Herbst: Situation around ‘Ukroboronprom’ not to stop military technical assistance to Ukraine
"I think that the bad name of this industry already has an impact on the support we provide. However, this will not stop us from doing this very important thing. Whether it is military training or providing Ukraine with serious weapons like Javelin to stop Russian aggression," Atlantic Council's Eurasia Center Director John Herbst said in an exclusive commentary to an Ukrinform correspondent in France.
Herbst noted that the scandal around the "Ukroboronprom" obviously entails negative consequences both inside Ukraine and at the international level.
On February 25, journalists of the Nashi Hroshi (Our Money) program disclosed a "long-term scheme of laundering hundreds of millions of hryvnias" from Ukraine's defense sector. According to journalists, Ihor Hladkovsky, the son of NSDC First Deputy Secretary Oleh Hladkovsky, is allegedly involved in the scheme.

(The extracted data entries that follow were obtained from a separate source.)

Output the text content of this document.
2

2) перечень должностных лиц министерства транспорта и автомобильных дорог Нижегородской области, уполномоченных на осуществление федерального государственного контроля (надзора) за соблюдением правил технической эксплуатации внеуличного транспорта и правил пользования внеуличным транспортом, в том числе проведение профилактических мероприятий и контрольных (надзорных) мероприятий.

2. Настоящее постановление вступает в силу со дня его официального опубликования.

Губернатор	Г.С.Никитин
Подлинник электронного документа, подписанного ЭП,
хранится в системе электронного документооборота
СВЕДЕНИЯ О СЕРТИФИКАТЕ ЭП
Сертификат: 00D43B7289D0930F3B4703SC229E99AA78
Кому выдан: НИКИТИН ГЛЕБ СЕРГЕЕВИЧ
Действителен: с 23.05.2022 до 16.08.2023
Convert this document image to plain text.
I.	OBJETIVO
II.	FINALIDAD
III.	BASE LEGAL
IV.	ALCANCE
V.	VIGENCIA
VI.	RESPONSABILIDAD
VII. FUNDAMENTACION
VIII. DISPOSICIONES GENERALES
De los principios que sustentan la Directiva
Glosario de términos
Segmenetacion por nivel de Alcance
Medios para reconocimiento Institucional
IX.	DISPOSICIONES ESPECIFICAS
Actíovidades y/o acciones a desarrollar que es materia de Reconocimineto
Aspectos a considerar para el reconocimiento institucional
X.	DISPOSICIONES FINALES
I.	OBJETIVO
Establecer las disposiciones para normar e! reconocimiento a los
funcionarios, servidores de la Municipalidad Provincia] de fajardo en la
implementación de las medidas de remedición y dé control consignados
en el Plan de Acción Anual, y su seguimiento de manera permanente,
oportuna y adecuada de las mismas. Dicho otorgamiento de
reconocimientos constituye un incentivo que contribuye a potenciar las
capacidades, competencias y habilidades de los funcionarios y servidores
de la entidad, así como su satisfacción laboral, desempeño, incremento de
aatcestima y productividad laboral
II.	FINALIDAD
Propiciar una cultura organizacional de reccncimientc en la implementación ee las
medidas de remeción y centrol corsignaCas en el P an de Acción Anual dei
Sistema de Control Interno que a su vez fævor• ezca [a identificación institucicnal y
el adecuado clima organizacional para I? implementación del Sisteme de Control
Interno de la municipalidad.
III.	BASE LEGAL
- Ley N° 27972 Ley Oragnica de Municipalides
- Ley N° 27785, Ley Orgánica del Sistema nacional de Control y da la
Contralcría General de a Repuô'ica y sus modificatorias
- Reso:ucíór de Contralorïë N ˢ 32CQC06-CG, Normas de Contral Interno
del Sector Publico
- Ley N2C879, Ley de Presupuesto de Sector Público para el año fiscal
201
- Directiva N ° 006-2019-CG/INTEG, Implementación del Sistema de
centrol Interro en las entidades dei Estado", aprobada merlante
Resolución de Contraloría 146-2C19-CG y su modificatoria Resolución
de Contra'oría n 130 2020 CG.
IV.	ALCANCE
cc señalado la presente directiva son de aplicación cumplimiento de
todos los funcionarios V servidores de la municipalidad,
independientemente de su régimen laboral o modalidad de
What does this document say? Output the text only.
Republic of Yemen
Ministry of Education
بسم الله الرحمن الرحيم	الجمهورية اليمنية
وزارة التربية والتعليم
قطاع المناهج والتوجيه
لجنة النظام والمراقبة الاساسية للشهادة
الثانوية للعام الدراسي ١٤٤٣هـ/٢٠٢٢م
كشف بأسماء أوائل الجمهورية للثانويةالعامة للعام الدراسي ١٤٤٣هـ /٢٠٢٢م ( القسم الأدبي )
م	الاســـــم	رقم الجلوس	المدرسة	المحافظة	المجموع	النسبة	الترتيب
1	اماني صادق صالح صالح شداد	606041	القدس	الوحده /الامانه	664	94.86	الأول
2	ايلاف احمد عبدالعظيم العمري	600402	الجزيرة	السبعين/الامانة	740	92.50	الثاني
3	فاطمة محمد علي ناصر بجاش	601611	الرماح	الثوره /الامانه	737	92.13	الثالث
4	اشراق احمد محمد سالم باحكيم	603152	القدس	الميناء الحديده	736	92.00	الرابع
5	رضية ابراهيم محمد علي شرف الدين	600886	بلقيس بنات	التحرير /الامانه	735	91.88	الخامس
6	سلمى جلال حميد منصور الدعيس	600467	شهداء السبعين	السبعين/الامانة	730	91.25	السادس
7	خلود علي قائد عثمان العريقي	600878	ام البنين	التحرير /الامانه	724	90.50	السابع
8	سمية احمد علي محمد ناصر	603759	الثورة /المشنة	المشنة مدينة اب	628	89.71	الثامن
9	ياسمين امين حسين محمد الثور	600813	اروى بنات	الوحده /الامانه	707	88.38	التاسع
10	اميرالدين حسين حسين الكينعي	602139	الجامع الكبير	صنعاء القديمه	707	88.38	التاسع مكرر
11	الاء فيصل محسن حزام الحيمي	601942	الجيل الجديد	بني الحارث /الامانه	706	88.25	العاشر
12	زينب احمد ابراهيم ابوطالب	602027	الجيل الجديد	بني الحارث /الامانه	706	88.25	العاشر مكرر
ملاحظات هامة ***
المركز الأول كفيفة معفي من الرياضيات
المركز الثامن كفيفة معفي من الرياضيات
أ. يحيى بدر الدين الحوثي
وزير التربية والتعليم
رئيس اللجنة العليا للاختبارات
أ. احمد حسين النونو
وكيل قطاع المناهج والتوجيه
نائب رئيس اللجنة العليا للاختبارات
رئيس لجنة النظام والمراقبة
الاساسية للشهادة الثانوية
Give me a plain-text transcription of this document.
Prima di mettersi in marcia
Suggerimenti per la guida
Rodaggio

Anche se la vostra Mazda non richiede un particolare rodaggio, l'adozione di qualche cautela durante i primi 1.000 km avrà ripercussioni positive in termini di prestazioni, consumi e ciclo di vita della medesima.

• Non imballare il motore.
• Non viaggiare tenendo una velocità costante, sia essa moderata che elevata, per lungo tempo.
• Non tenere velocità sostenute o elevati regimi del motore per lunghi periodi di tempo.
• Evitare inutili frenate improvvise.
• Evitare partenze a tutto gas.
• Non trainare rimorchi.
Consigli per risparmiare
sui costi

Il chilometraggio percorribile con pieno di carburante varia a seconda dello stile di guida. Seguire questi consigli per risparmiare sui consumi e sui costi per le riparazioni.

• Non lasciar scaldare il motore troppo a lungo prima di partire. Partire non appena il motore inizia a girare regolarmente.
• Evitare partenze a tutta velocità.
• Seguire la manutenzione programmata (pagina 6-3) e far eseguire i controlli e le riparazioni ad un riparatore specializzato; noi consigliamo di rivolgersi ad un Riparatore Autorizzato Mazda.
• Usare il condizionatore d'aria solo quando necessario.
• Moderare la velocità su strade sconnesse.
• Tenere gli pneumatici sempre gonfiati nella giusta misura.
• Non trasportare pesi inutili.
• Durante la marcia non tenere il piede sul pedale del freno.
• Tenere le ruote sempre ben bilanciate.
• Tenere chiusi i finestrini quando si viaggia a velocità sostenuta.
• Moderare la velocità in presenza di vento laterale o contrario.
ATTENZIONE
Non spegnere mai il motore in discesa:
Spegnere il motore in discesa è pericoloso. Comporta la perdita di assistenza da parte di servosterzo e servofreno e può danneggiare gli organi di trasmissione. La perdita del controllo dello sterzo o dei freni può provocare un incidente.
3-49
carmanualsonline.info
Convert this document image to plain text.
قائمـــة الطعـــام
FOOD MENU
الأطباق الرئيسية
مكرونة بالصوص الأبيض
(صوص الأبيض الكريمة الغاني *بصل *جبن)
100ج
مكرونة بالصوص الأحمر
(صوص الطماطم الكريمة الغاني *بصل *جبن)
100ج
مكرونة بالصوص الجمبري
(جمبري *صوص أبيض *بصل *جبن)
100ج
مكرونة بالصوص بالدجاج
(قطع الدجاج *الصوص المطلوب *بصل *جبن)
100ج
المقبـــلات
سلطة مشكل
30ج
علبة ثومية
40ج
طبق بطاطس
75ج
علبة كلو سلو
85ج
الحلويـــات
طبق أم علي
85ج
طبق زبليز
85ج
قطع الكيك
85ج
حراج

Later, Ukraine's National Anti-Corruption Bureau (NABU) reported that firms appearing in the investigation of Bihus.Info journalist Lesia Ivanova are the objects of inquiry by NABU detectives.
Oleh Hladkovsky rejected allegations of corruption and appealed to the NABU and the Prosecutor General's Office with the request to verify the facts contained in the journalist investigation.
On March 4, Poroshenko signed a decree dismissing Oleh Hladkovsky from the post of first deputy secretary of the NSDC.
Subsequently, Ukroboronprom reported that Director of Kharkiv Morozov Machine Building Design Bureau Oleksiy Babich and Director of Izium Instrument-Making Plant Serhiy Filonenko had also been removed from office.
On March 6, the NSDC ordered an audit and revision of Ukroboronprom's activities.
NABU Director Artem Sytnyk said at a briefing that on March 7, about 20 searches were conducted as part of two criminal proceedings over cases of abuse at Ukroboronprom, which were disclosed in the Nashi Hroshi program.